Schließlich sagte er: „Nun, was die Frauen betrifft, Sir, ich habe bereits ein Mädchen. Sie ist die Einzige für mich.”
Der Teufel schnaubte verächtlich durch die Nase.
“Und was alles andere angeht, ” fuhr Tommy fort “seit ich ein Kind war, hat mein Großvater mir Geschichten erzählt. Anfangs selbst ausgedachte, später hat er mir vorgelesen. Als ich schon fast erwachsen war, haben wir abends gemeinsam im Wohnzimmer oder auf der Veranda gesessen und gelesen. Gute Passagen haben wir uns gegenseitig vorgelesen und später die Bücher getauscht. Und mein ganzes Leben lang habe ich mir nichts mehr gewünscht, als selbst solche Geschichten schreiben zu können. Und außerdem,“ Tommy zuckte mit den Schultern „lässt sich eine gute Geschichte auch verkaufen.“
Der Teufel sah ihn ein paar Sekunden wortlos an.Dann zuckte auch er mit den Schultern. „Ich habe mich einfach nur gewundert, Junge. Es war Deine Seele und es ist Dein Leben. Du kannst damit anstellen, was Du willst. Viel Spaß damit.“Tommy nickte. „Danke Sir. Es hat mich gefreut, mit Ihnen Geschäfte zu machen
„Mich auch, mein Junge, mich auch. Mach was draus. Du siehst mich und Deine Seele erst wieder, wenn Deine Zeit abgelaufen ist. Keine Sorge, mit der Gabe in Dir wirst Du Deine Seele nicht vermissen, bis der Rest von Dir ihr folgt. Dann kannst Du uns berichten, wie es Dir ergangen ist. Vielleicht, bei einem hübschen Barbecue.“ Er kicherte.
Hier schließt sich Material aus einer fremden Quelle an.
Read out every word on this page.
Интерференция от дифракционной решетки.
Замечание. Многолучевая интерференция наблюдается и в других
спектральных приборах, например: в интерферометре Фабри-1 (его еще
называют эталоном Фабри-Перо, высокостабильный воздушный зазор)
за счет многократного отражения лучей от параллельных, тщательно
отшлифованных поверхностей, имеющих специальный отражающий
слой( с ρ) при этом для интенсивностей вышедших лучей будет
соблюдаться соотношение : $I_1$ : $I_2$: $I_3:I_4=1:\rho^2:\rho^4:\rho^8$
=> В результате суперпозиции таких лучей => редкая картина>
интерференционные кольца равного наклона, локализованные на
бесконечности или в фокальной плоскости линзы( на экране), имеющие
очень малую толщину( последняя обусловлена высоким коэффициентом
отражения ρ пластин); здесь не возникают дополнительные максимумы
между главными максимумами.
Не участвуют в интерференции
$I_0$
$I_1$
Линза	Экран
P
„Sieh nur, der gute alte Kumpel Mond gibt auch sein Okay für unseren Deal.“
Tommy sah nach oben. Der Vollmond hatte eine rötliche Färbung angenommen. Als Tommy seinen Blick wieder senkte, war er allein.
Er griff in die Tasche und holte seine Zigaretten heraus. Er steckte sich eine an. Diesmal zitterten seine Hände nicht.
In diesem Moment schoben sich die Wolken wieder vor den Mond und Tommy stand in der Dunkelheit.
Ein Schriftsteller ohne Seele, dachte Tommy und schüttelte traurig den Kopf. Hatte man so was schon gehört? Das mochte ja vielleicht für gewisse Musiker funktionieren, aber was sollte ein Schriftsteller mit der Gabe, wenn er keine Seele besaß? Nun, eines war jedenfalls sicher. Seinen Teil des Deals hatte der Teufel eingehalten. So wie es aussah, konnte Tommy jetzt wirklich alles schreiben.
»Eine gut geschriebene Geschichte kann mehr Seele besitzen, als die meisten Menschen.« Wie recht sein Großvater doch behalten hatte.
„Friss Scheiße, Wichser!“ sagte Tommy und er und seine Seele lachten gemeinsam in der Dunkelheit.